PORT-AU-PRINCE, Haiti (news agencies) — The announcement that Haiti’s military wanted recruits crackled through a small radio perched on a street stall in downtown Port-au-Prince where Maurenceley Clerge repairs and sells smartphones.
It was early morning, and the 21-year-old paused, eager to hear the details. He envisioned earning enough to afford his own food and rent. Two weeks later, he completed the required paperwork and stood in line with hundreds of other Haitians under a brutal sun for the chance to join up.
“It’s the moment I have been waiting for,” said Clerge, who stays with a friend who also provides him with food. “I want to serve as a citizen of this country and also to move up and upgrade my life.”
Thousands of young Haitians are jumping at the chance to become soldiers as widespread gang violence creates a rare job opportunity in a deeply impoverished country where work is scarce. Brushing aside the possibility they could be kidnapped, tortured or killed, Haiti’s youngest generation is answering the call of a government seeking to rebuild a once-reviled military, reinstated just years ago with the aim to crush gangs.
“I thought about it a lot because I know that being a soldier requires a lot of sacrifice,” said Samuel Delmas, who recently applied. “Everything that you’re doing is risky.”
The 20-year-old is taking computer repair courses but doesn’t have a job. He heard about the recruitment via a Facebook group.
“I have always wanted to be useful to my country,” he said.
Gangs forced Delmas and his family to flee their home two years ago, with only enough time to grab a handful of clothes amid a barrage of gunfire.
“I want to protect citizens who are on the run like me,” he said.
Haiti’s government has not said how many soldiers it aims to hire nor how many have applied so far, but documents published online by the Defense Ministry show that at least 3,000 people were selected in mid-August and asked to submit documents as they await physical and mental tests.
If all were hired, that would more than double the force strength of 2,000 of early last year.
About 60% of Haiti’s population of nearly 12 million people earn less than $2 a day, with inflation soaring to double digits in recent years.
“Most young kids are not working,” said Emerson Celadon, a 25-year-old mechanic who applied and was selected for the next round. “I was making some money, but … that is still not enough for a family of four.”
It’s not clear how much soldiers earn, Defense Minister Jean-Marc Bernier Antoine did not return messages for comment. However, Celadon said friends in the army told him they make about $300 a month.
On a recent afternoon, Celadon joined hundreds of mostly young men lined up outside a former U.N. base, a yellow envelope under his arm, waiting to take the first of several required tests to join the army.

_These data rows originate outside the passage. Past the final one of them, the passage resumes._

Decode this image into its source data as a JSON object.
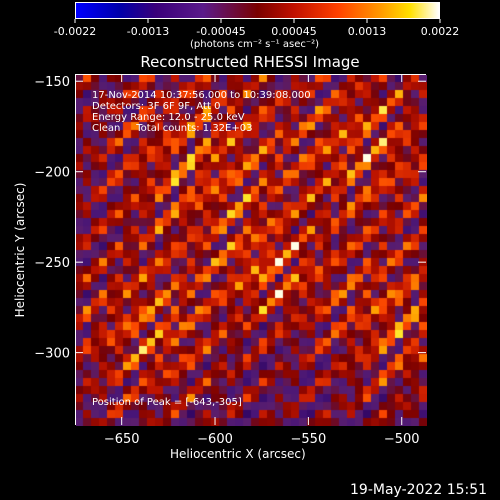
{
  "colorbar": {
    "ticks": [
      "-0.0022",
      "-0.0013",
      "-0.00045",
      "0.00045",
      "0.0013",
      "0.0022"
    ],
    "unit_label": "(photons cm⁻² s⁻¹ asec⁻²)"
  },
  "title": "Reconstructed RHESSI Image",
  "annotations": {
    "time_range": "17-Nov-2014 10:37:56.000 to 10:39:08.000",
    "detectors": "Detectors: 3F 6F 9F, Att 0",
    "energy": "Energy Range: 12.0 - 25.0 keV",
    "method": "Clean     Total counts: 1.32E+03",
    "peak": "Position of Peak = [-643,-305]"
  },
  "axes": {
    "xlabel": "Heliocentric X (arcsec)",
    "ylabel": "Heliocentric Y (arcsec)",
    "xticks": [
      "-650",
      "-600",
      "-550",
      "-500"
    ],
    "yticks": [
      "-150",
      "-200",
      "-250",
      "-300"
    ],
    "xlim": [
      -675,
      -487
    ],
    "ylim": [
      -340,
      -146
    ]
  },
  "footer_date": "19-May-2022 15:51",
  "colors": {
    "low": "#0000ff",
    "mid": "#7a0000",
    "high": "#ffffff"
  }
}
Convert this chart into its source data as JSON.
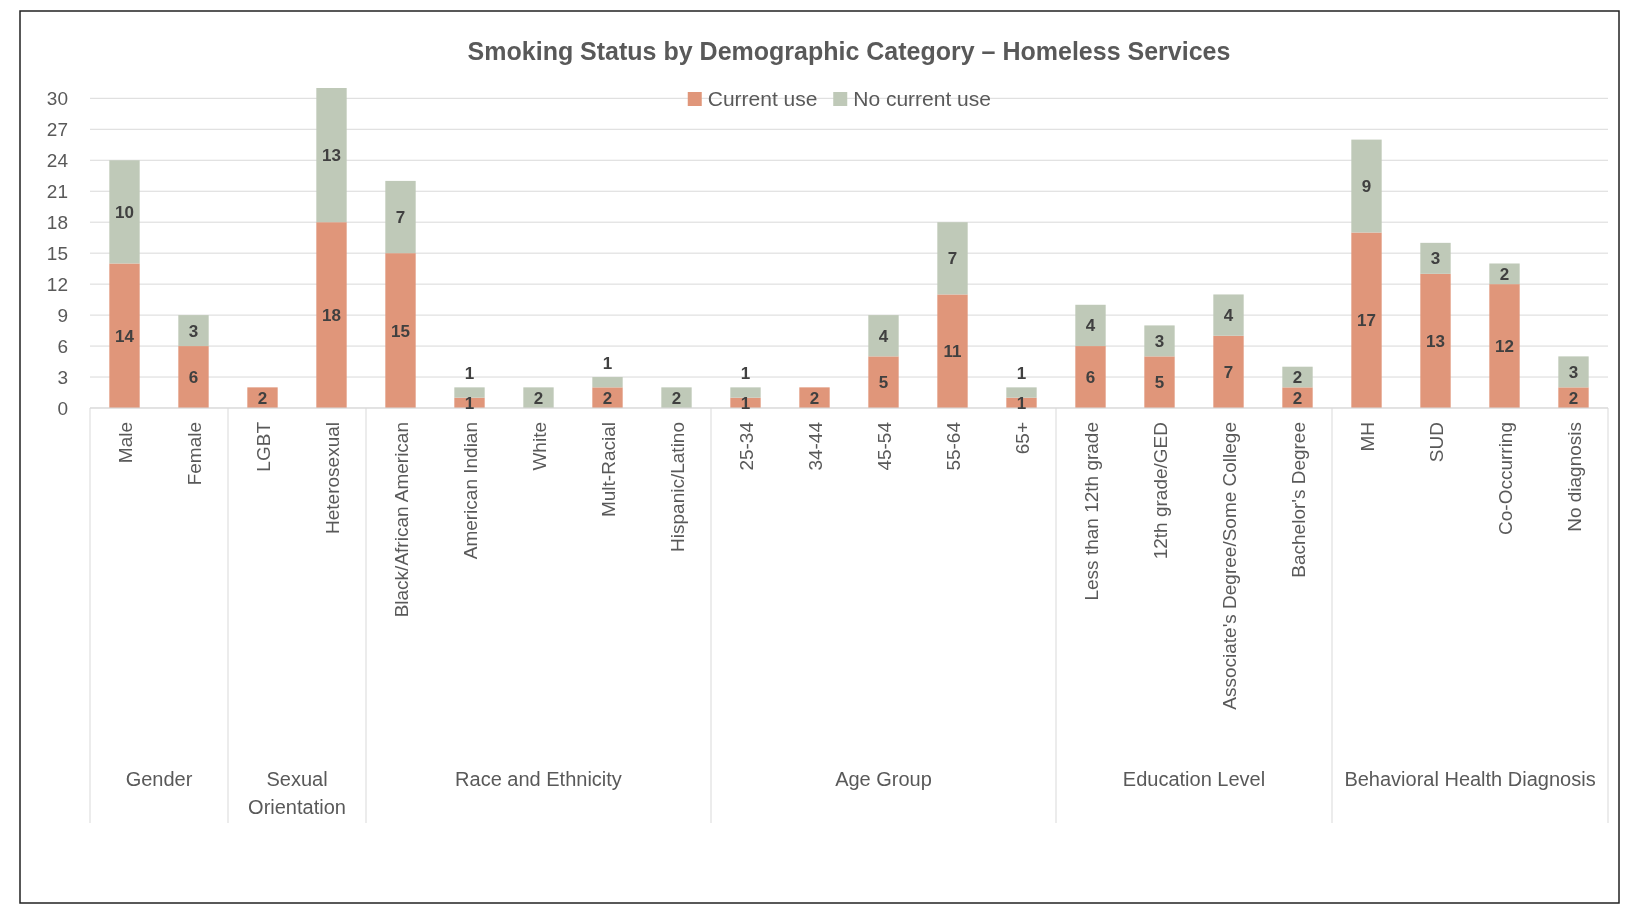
{
  "chart_data": {
    "type": "bar",
    "title": "Smoking Status by Demographic Category – Homeless Services",
    "stacked": true,
    "categories": [
      "Male",
      "Female",
      "LGBT",
      "Heterosexual",
      "Black/African American",
      "American Indian",
      "White",
      "Mult-Racial",
      "Hispanic/Latino",
      "25-34",
      "34-44",
      "45-54",
      "55-64",
      "65+",
      "Less than 12th grade",
      "12th grade/GED",
      "Associate's Degree/Some College",
      "Bachelor's Degree",
      "MH",
      "SUD",
      "Co-Occurring",
      "No diagnosis"
    ],
    "series": [
      {
        "name": "Current use",
        "color": "#e0967a",
        "values": [
          14,
          6,
          2,
          18,
          15,
          1,
          0,
          2,
          0,
          1,
          2,
          5,
          11,
          1,
          6,
          5,
          7,
          2,
          17,
          13,
          12,
          2
        ],
        "value_labels": [
          "14",
          "6",
          "2",
          "18",
          "15",
          "1",
          null,
          "2",
          null,
          "1",
          "2",
          "5",
          "11",
          "1",
          "6",
          "5",
          "7",
          "2",
          "17",
          "13",
          "12",
          "2"
        ]
      },
      {
        "name": "No current use",
        "color": "#bfc9b8",
        "values": [
          10,
          3,
          0,
          13,
          7,
          1,
          2,
          1,
          2,
          1,
          0,
          4,
          7,
          1,
          4,
          3,
          4,
          2,
          9,
          3,
          2,
          3
        ],
        "value_labels": [
          "10",
          "3",
          null,
          "13",
          "7",
          "1",
          "2",
          "1",
          "2",
          "1",
          null,
          "4",
          "7",
          "1",
          "4",
          "3",
          "4",
          "2",
          "9",
          "3",
          "2",
          "3"
        ]
      }
    ],
    "ylim": [
      0,
      31
    ],
    "yticks": [
      0,
      3,
      6,
      9,
      12,
      15,
      18,
      21,
      24,
      27,
      30
    ],
    "grid": "y",
    "legend": "top",
    "annotations": [
      "Gender",
      "Sexual Orientation",
      "Race and Ethnicity",
      "Age Group",
      "Education Level",
      "Behavioral Health Diagnosis"
    ]
  }
}
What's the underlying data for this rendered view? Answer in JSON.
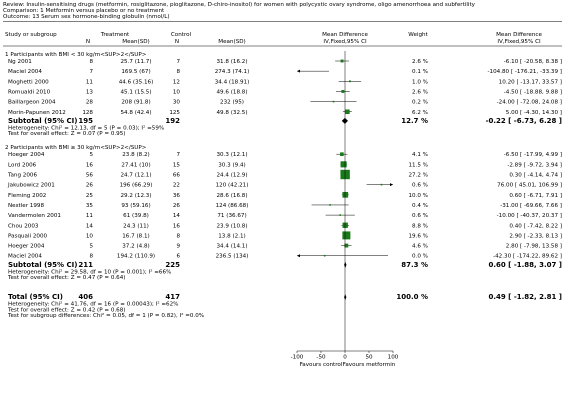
{
  "header": {
    "review": "Review:  Insulin-sensitising drugs (metformin, rosiglitazone, pioglitazone, D-chiro-inositol) for women with polycystic ovary syndrome, oligo amenorrhoea and subfertility",
    "comparison": "Comparison:  1 Metformin versus placebo or no treatment",
    "outcome": "Outcome:  13 Serum sex hormone-binding globulin (nmol/L)"
  },
  "columns": {
    "study": "Study or subgroup",
    "treatment": "Treatment",
    "control": "Control",
    "n": "N",
    "mean_sd": "Mean(SD)",
    "md_top": "Mean Difference",
    "md_sub": "IV,Fixed,95% CI",
    "weight": "Weight",
    "md_top2": "Mean Difference",
    "md_sub2": "IV,Fixed,95% CI"
  },
  "chart_data": {
    "type": "forest",
    "axis": {
      "ticks": [
        -100,
        -50,
        0,
        50,
        100
      ],
      "tick_labels": [
        "-100",
        "-50",
        "0",
        "50",
        "100"
      ],
      "xlim": [
        -100,
        100
      ]
    },
    "favours_left": "Favours control",
    "favours_right": "Favours metformin",
    "subgroups": [
      {
        "title": "1 Participants with BMI < 30 kg/m<SUP>2</SUP>",
        "studies": [
          {
            "name": "Ng 2001",
            "tn": "8",
            "tms": "25.7 (11.7)",
            "cn": "7",
            "cms": "31.8 (16.2)",
            "md": -6.1,
            "lo": -20.58,
            "hi": 8.38,
            "weight": "2.6 %",
            "ci_text": "-6.10 [ -20.58, 8.38 ]"
          },
          {
            "name": "Maciel 2004",
            "tn": "7",
            "tms": "169.5 (67)",
            "cn": "8",
            "cms": "274.3 (74.1)",
            "md": -104.8,
            "lo": -176.21,
            "hi": -33.39,
            "weight": "0.1 %",
            "ci_text": "-104.80 [ -176.21, -33.39 ]"
          },
          {
            "name": "Moghetti 2000",
            "tn": "11",
            "tms": "44.6 (35.16)",
            "cn": "12",
            "cms": "34.4 (18.91)",
            "md": 10.2,
            "lo": -13.17,
            "hi": 33.57,
            "weight": "1.0 %",
            "ci_text": "10.20 [ -13.17, 33.57 ]"
          },
          {
            "name": "Romualdi 2010",
            "tn": "13",
            "tms": "45.1 (15.5)",
            "cn": "10",
            "cms": "49.6 (18.8)",
            "md": -4.5,
            "lo": -18.88,
            "hi": 9.88,
            "weight": "2.6 %",
            "ci_text": "-4.50 [ -18.88, 9.88 ]"
          },
          {
            "name": "Baillargeon 2004",
            "tn": "28",
            "tms": "208 (91.8)",
            "cn": "30",
            "cms": "232 (95)",
            "md": -24.0,
            "lo": -72.08,
            "hi": 24.08,
            "weight": "0.2 %",
            "ci_text": "-24.00 [ -72.08, 24.08 ]"
          },
          {
            "name": "Morin-Papunen 2012",
            "tn": "128",
            "tms": "54.8 (42.4)",
            "cn": "125",
            "cms": "49.8 (32.5)",
            "md": 5.0,
            "lo": -4.3,
            "hi": 14.3,
            "weight": "6.2 %",
            "ci_text": "5.00 [ -4.30, 14.30 ]"
          }
        ],
        "subtotal": {
          "label": "Subtotal (95% CI)",
          "tn": "195",
          "cn": "192",
          "md": -0.22,
          "lo": -6.73,
          "hi": 6.28,
          "weight": "12.7 %",
          "ci_text": "-0.22 [ -6.73, 6.28 ]"
        },
        "heterogeneity": "Heterogeneity: Chi² = 12.13, df = 5 (P = 0.03); I² =59%",
        "effect": "Test for overall effect: Z = 0.07 (P = 0.95)"
      },
      {
        "title": "2 Participants with BMI ≥ 30 kg/m<SUP>2</SUP>",
        "studies": [
          {
            "name": "Hoeger 2004",
            "tn": "5",
            "tms": "23.8 (8.2)",
            "cn": "7",
            "cms": "30.3 (12.1)",
            "md": -6.5,
            "lo": -17.99,
            "hi": 4.99,
            "weight": "4.1 %",
            "ci_text": "-6.50 [ -17.99, 4.99 ]"
          },
          {
            "name": "Lord 2006",
            "tn": "16",
            "tms": "27.41 (10)",
            "cn": "15",
            "cms": "30.3 (9.4)",
            "md": -2.89,
            "lo": -9.72,
            "hi": 3.94,
            "weight": "11.5 %",
            "ci_text": "-2.89 [ -9.72, 3.94 ]"
          },
          {
            "name": "Tang 2006",
            "tn": "56",
            "tms": "24.7 (12.1)",
            "cn": "66",
            "cms": "24.4 (12.9)",
            "md": 0.3,
            "lo": -4.14,
            "hi": 4.74,
            "weight": "27.2 %",
            "ci_text": "0.30 [ -4.14, 4.74 ]"
          },
          {
            "name": "Jakubowicz 2001",
            "tn": "26",
            "tms": "196 (66.29)",
            "cn": "22",
            "cms": "120 (42.21)",
            "md": 76.0,
            "lo": 45.01,
            "hi": 106.99,
            "weight": "0.6 %",
            "ci_text": "76.00 [ 45.01, 106.99 ]"
          },
          {
            "name": "Fleming 2002",
            "tn": "25",
            "tms": "29.2 (12.3)",
            "cn": "36",
            "cms": "28.6 (16.8)",
            "md": 0.6,
            "lo": -6.71,
            "hi": 7.91,
            "weight": "10.0 %",
            "ci_text": "0.60 [ -6.71, 7.91 ]"
          },
          {
            "name": "Nestler 1998",
            "tn": "35",
            "tms": "93 (59.16)",
            "cn": "26",
            "cms": "124 (86.68)",
            "md": -31.0,
            "lo": -69.66,
            "hi": 7.66,
            "weight": "0.4 %",
            "ci_text": "-31.00 [ -69.66, 7.66 ]"
          },
          {
            "name": "Vandermolen 2001",
            "tn": "11",
            "tms": "61 (39.8)",
            "cn": "14",
            "cms": "71 (36.67)",
            "md": -10.0,
            "lo": -40.37,
            "hi": 20.37,
            "weight": "0.6 %",
            "ci_text": "-10.00 [ -40.37, 20.37 ]"
          },
          {
            "name": "Chou 2003",
            "tn": "14",
            "tms": "24.3 (11)",
            "cn": "16",
            "cms": "23.9 (10.8)",
            "md": 0.4,
            "lo": -7.42,
            "hi": 8.22,
            "weight": "8.8 %",
            "ci_text": "0.40 [ -7.42, 8.22 ]"
          },
          {
            "name": "Pasquali 2000",
            "tn": "10",
            "tms": "16.7 (8.1)",
            "cn": "8",
            "cms": "13.8 (2.1)",
            "md": 2.9,
            "lo": -2.33,
            "hi": 8.13,
            "weight": "19.6 %",
            "ci_text": "2.90 [ -2.33, 8.13 ]"
          },
          {
            "name": "Hoeger 2004",
            "tn": "5",
            "tms": "37.2 (4.8)",
            "cn": "9",
            "cms": "34.4 (14.1)",
            "md": 2.8,
            "lo": -7.98,
            "hi": 13.58,
            "weight": "4.6 %",
            "ci_text": "2.80 [ -7.98, 13.58 ]"
          },
          {
            "name": "Maciel 2004",
            "tn": "8",
            "tms": "194.2 (110.9)",
            "cn": "6",
            "cms": "236.5 (134)",
            "md": -42.3,
            "lo": -174.22,
            "hi": 89.62,
            "weight": "0.0 %",
            "ci_text": "-42.30 [ -174.22, 89.62 ]"
          }
        ],
        "subtotal": {
          "label": "Subtotal (95% CI)",
          "tn": "211",
          "cn": "225",
          "md": 0.6,
          "lo": -1.88,
          "hi": 3.07,
          "weight": "87.3 %",
          "ci_text": "0.60 [ -1.88, 3.07 ]"
        },
        "heterogeneity": "Heterogeneity: Chi² = 29.58, df = 10 (P = 0.001); I² =66%",
        "effect": "Test for overall effect: Z = 0.47 (P = 0.64)"
      }
    ],
    "total": {
      "label": "Total (95% CI)",
      "tn": "406",
      "cn": "417",
      "md": 0.49,
      "lo": -1.82,
      "hi": 2.81,
      "weight": "100.0 %",
      "ci_text": "0.49 [ -1.82, 2.81 ]"
    },
    "total_heterogeneity": "Heterogeneity: Chi² = 41.76, df = 16 (P = 0.00043); I² =62%",
    "total_effect": "Test for overall effect: Z = 0.42 (P = 0.68)",
    "subgroup_diff": "Test for subgroup differences: Chi² = 0.05, df = 1 (P = 0.82), I² =0.0%"
  }
}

Haiti’s armed forces were once widely feared and hated, with soldiers accused of horrific human rights abuses. The military organized several coups in the second half of the 20th century, even after so-called “dictator for life” François Duvalier diluted its strength.
After the last coup in 1991, to oust former President Jean-Bertrand Aristide, the government disbanded the armed forces in 1995. At the time, there were some 7,000 soldiers.
“The decision to demobilize the army … proved to be one of the most catastrophic decisions in the country’s history,” said Michael Deibert, the author of two books about Haiti. He noted that, as a result, the first generation of politically-aligned gangs took root in the late 1990s and early 2000s.
“They stepped into a security void left by what would have been a security force, one whose role the Haitian police have never been fully able to assume,” Deibert said.
After the army was disbanded, the government created the Haitian National Police and the Coast Guard, which were bolstered by the arrival of U.N. troops. Once the U.N. ended its peacekeeping operations, the army was reinstated in 2017 by President Jovenel Moïse, who was assassinated in July 2021.